Friday, 6 October 2006 - 8:35 AM
Southern Tier (Holiday Inn Binghamton - Arena)
204

Characterizing Natural Organic Material from the Occoquan Watershed (Northern Virginia, US) using Fluorescence Spectroscopy and PARAFAC

R. David Holbrook, National Institute of Standards and Technology, Gaithersburg, MD

Aquatic resources play a key role in supporting and maintaining human activity by providing potable water supplies to meet growing drinking and agricultural water requirements and are used as receiving streams in the disposal of treated wastewater effluent. In this talk, the results of a field study conducted within a well-characterized reservoir system that is heavily supplemented by the Upper Occoquan Sewage Authority (UOSA) advanced wastewater treatment facility are presented. Samples were collected upstream and downstream of the wastewater discharge point and characterized by fluorescence excitation-emission matrix spectroscopy and parallel factor analysis (PARAFAC). The purpose of this research was to investigate the impact of treated wastewater effluent on the characteristics and behavior of organic material in a receiving stream.

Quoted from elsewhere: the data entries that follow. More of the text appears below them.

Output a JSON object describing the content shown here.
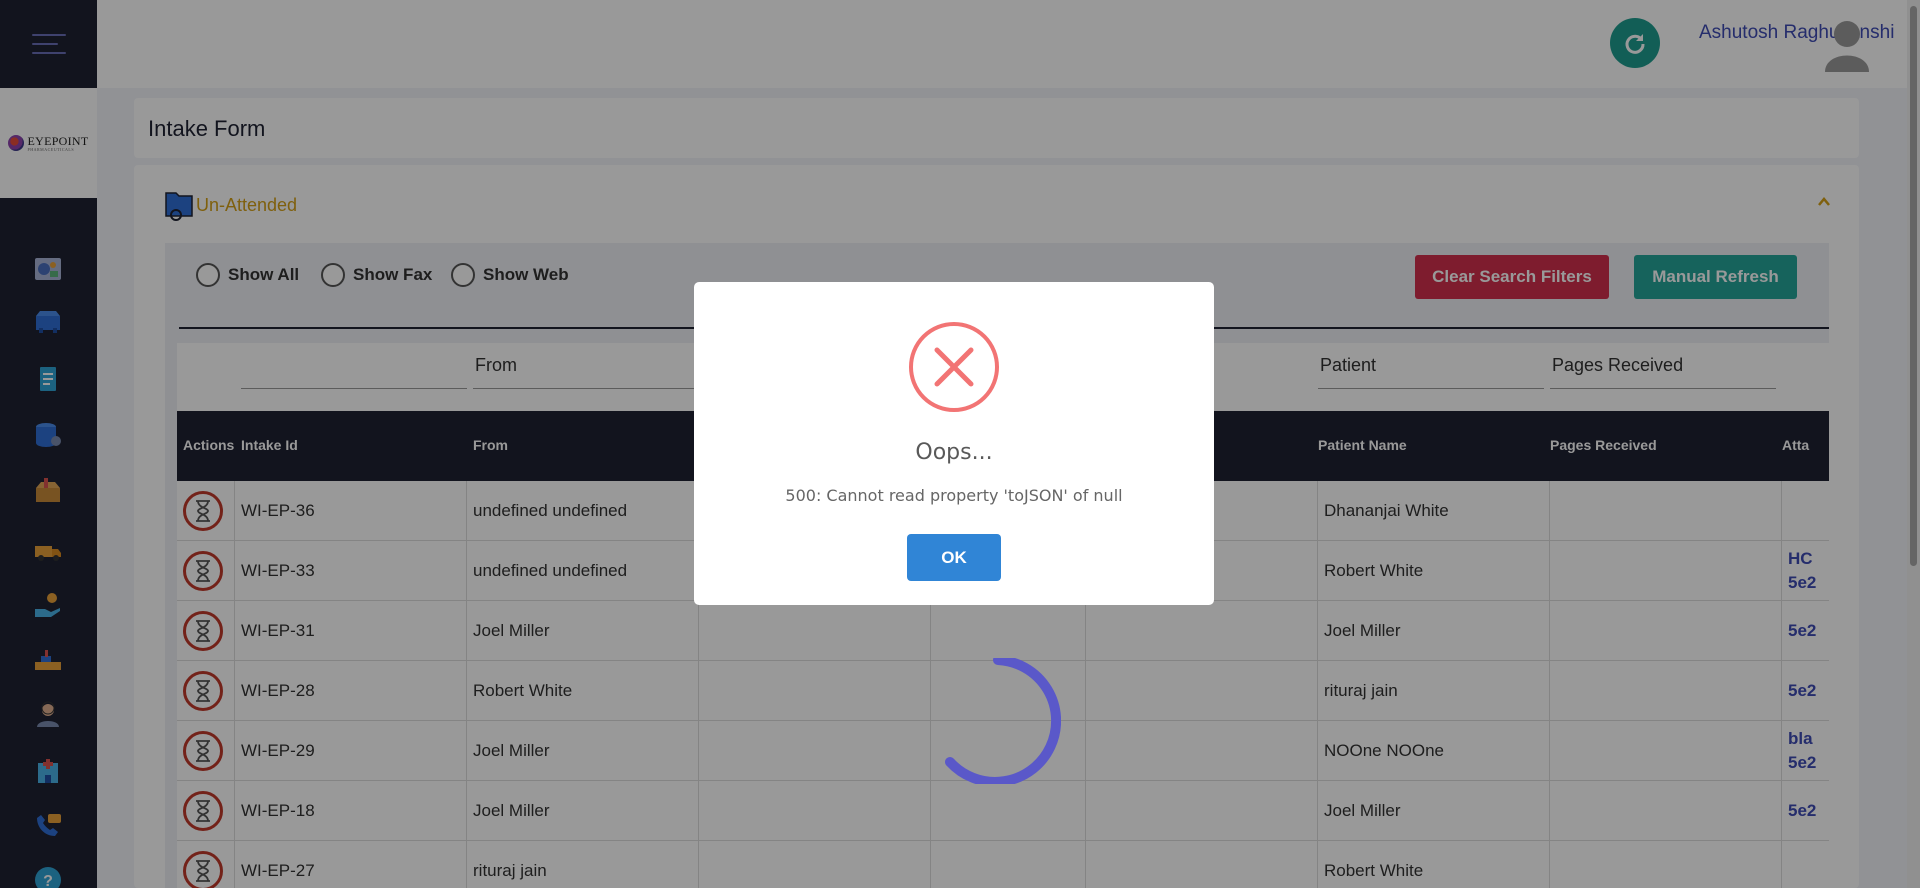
{
  "header": {
    "user_name": "Ashutosh Raghuvanshi"
  },
  "logo": {
    "name": "EYEPOINT",
    "sub": "PHARMACEUTICALS"
  },
  "page": {
    "title": "Intake Form"
  },
  "panel": {
    "label": "Un-Attended"
  },
  "filters": {
    "show_all": "Show All",
    "show_fax": "Show Fax",
    "show_web": "Show Web",
    "clear_button": "Clear Search Filters",
    "refresh_button": "Manual Refresh"
  },
  "search_fields": {
    "from": "From",
    "patient": "Patient",
    "pages": "Pages Received"
  },
  "table": {
    "headers": {
      "actions": "Actions",
      "intake_id": "Intake Id",
      "from": "From",
      "patient_name": "Patient Name",
      "pages_received": "Pages Received",
      "attachments": "Atta"
    },
    "rows": [
      {
        "id": "WI-EP-36",
        "from": "undefined undefined",
        "patient": "Dhananjai White",
        "att1": "",
        "att2": ""
      },
      {
        "id": "WI-EP-33",
        "from": "undefined undefined",
        "patient": "Robert White",
        "att1": "HC",
        "att2": "5e2"
      },
      {
        "id": "WI-EP-31",
        "from": "Joel Miller",
        "patient": "Joel Miller",
        "att1": "5e2",
        "att2": ""
      },
      {
        "id": "WI-EP-28",
        "from": "Robert White",
        "patient": "rituraj jain",
        "att1": "5e2",
        "att2": ""
      },
      {
        "id": "WI-EP-29",
        "from": "Joel Miller",
        "patient": "NOOne NOOne",
        "att1": "bla",
        "att2": "5e2"
      },
      {
        "id": "WI-EP-18",
        "from": "Joel Miller",
        "patient": "Joel Miller",
        "att1": "5e2",
        "att2": ""
      },
      {
        "id": "WI-EP-27",
        "from": "rituraj jain",
        "patient": "Robert White",
        "att1": "",
        "att2": ""
      }
    ]
  },
  "modal": {
    "title": "Oops...",
    "message": "500: Cannot read property 'toJSON' of null",
    "ok_label": "OK"
  },
  "colors": {
    "sidebar": "#1f2233",
    "accent": "#3f4bb5",
    "teal": "#26a69a",
    "danger": "#d32f4d",
    "warning": "#d4a017",
    "modal_button": "#3085d6",
    "error_icon": "#f27474"
  },
  "icons": {
    "menu": "hamburger-menu-icon",
    "refresh": "refresh-icon",
    "avatar": "user-avatar-icon",
    "nav": [
      "dashboard-icon",
      "inbox-icon",
      "document-icon",
      "database-icon",
      "package-icon",
      "truck-icon",
      "hand-coin-icon",
      "delivery-icon",
      "users-icon",
      "hospital-icon",
      "phone-chat-icon",
      "help-icon"
    ]
  }
}
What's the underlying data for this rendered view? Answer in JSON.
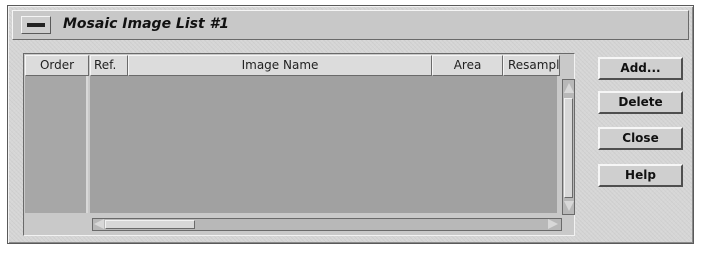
{
  "window": {
    "title": "Mosaic Image List #1"
  },
  "list": {
    "columns": {
      "order": "Order",
      "ref": "Ref.",
      "image_name": "Image Name",
      "area": "Area",
      "resample": "Resampl"
    },
    "rows": []
  },
  "buttons": {
    "add": "Add...",
    "delete": "Delete",
    "close": "Close",
    "help": "Help"
  },
  "icons": {
    "window_menu": "window-menu-icon",
    "up_arrow": "up-arrow-icon",
    "down_arrow": "down-arrow-icon",
    "left_arrow": "left-arrow-icon",
    "right_arrow": "right-arrow-icon"
  }
}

Collectively, the results of this study suggest that organic material produced during the activated sludge process has unique properties (fluorescence and sorption coefficients) compared to NOM found in the receiving stream. PARAFAC identified three individual fluorophore moieties, which were attributed to humic-like, fulvic-like, and protein-like materials. The relative distribution of the three fluorophore fractions varied among the different land use catchments, especially in locations of known anthropogenic activity. Distinctive relationships between the fulvic-like and protein-like materials were observed for catchments known to be influenced by anthropogenic activity and those believed to reflect more natural environments, suggesting that this technique could be used to monitor human impact on aquatic systems.